Couriers of the Gospel: England and Zurich, 1531-1558.
Marshall, Peter
Carrie Euler. Couriers of the Gospel: England and Zurich,
1531-1558.
Zurcher Beitrage zur Reformationsgeschischte 25. Zurich:
Theologischer Verlag Zurich, 2006. x + 350 pp. index. append. tbls. map.
bibl. [euro]34. ISBN: 978-3-290-17393-7.
This detailed and thorough monograph makes a valuable contribution
to the field of English Reformation studies. Euler's theme is the
network of ties, both intellectual and personal, linking the kingdom of
England to the Swiss Reformed city of Zurich in the reigns of Henry
VIII, Edward VI, and Mary I. The key figure is Zwingli's successor
as leader of the church in Zurich, Heinrich Bullinger, who in 1553 was
able to declare before the city council that "the crown of England
has entirely the teaching and faith that we also have" (96).
Arguably, Euler exaggerates the extent to which "modern scholars
have all but lost sight of England's connections to Zurich" in
this period (10). The Zurich relationship is much to the fore, for
example, in Diarmaid MacCulloch's influential work on the Edwardian
church, a church that MacCulloch suggests is better described as
"Bullingerian" than as Zwinglian or Calvinist. Nonetheless,
Euler fills out the picture with great proficiency.
After an initial survey of the development of the Zurich Reformed
tradition, the book's second chapter surveys an extensive
correspondence: letters passing between England and Zurich, between
Zurichers and English Protestant exiles, and among Continental reformers
commenting on English affairs (an imposing total of 950 letters,
usefully catalogued in an appendix). The next chapter provides a close
reading of English translations of twenty-one works by five Zurich
authors, texts again helpfully catalogued in the appendices. There
follows a succession of thematic studies: on how Zurich attitudes
towards what Euler calls (in a slightly awkward phrase) "material
piety" helped shape the iconoclastic policies of the Henrician and
Edwardian regimes; on the role of Zurich anti-Anabaptist writings in
helping to define English Protestant orthodoxy; and on the significance
of translations of Bullinger's Der Christlich Eestand (Christian
State of Matrimony) in disseminating in England evangelical ideas,
especially covenant theology.
In the course of this there are many insights, and some surprises.

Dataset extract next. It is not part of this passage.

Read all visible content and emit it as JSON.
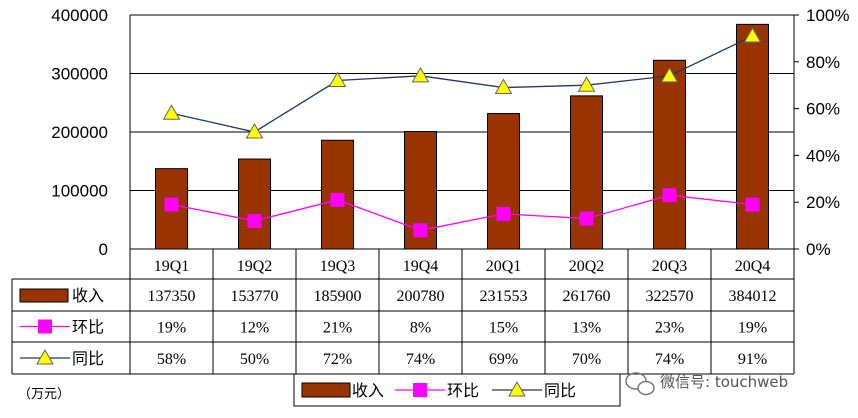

Ironically, Bullinger's marriage text was popular in England
because of its similarity to pre-Reformation domestic conduct books. In
fact, Euler argues that most translations of Zurich works were concerned
with practical piety rather than anti-Catholic polemic. It is refreshing
to be told of the "moderation and pragmatism" of the Zurich
tradition (24), and Euler makes an intriguing case for Zwingli's
and Bullinger's writings as a possible source for the adiaphorist
tradition in English Protestant theology. Occasionally, one feels the
case is being pushed too hard. Euler is right to reiterate Margaret
Aston's emphasis on the profound significance of Henry VIII's
church adopting as official policy in 1537 the renumbering of the
Decalogue first widely promulgated by the Zurich reformer Leo Jud. This
made the prohibition of graven images a separate second commandment and
provided a charter for iconoclasts. But Euler is not able to demonstrate
a direct Zurich connection in the introduction of the new numbering into
the Bishops' Book, and she is too quick to dismiss Richard
Rex's insightful reading of Henry as a would-be Old Testament
monarch. A kind of Erasmian fundamentalism, rather than any conscious
debt to Reformed theology, lay behind that king's attitudes toward
shrines and imagery
In her conclusion, Euler sees the flow of influence as distinctly
one-way: "the Zurich church would not have developed differently
without its ties to England" (267). Is this really so? One wonders
how far this finding is predetermined by the research questions the book
sets itself. The fact that the story wraps up with the accession of
Elizabeth I is perhaps also regrettable. As Euler herself recognizes,
Bullinger was a force to be reckoned with up to his death in 1575, and
his influence survived thereafter. The famous Calvinist consensus of the
Elizabethan church was neither immediate nor total. We might usefully
have been told that as late as 1586, Archbishop Whitgift was ordering
all non-preaching clergy in the province of Canterbury to study weekly
one of the sermons from Bullinger's Decades. Yet such caveats
aside, Carrie Euler has supplied us with an indispensable guide to
Anglo-Zurich relations in the mid-Tudor years, and an important
corrective to the parochialism within which the study of the English
Reformation often threatens to confine itself.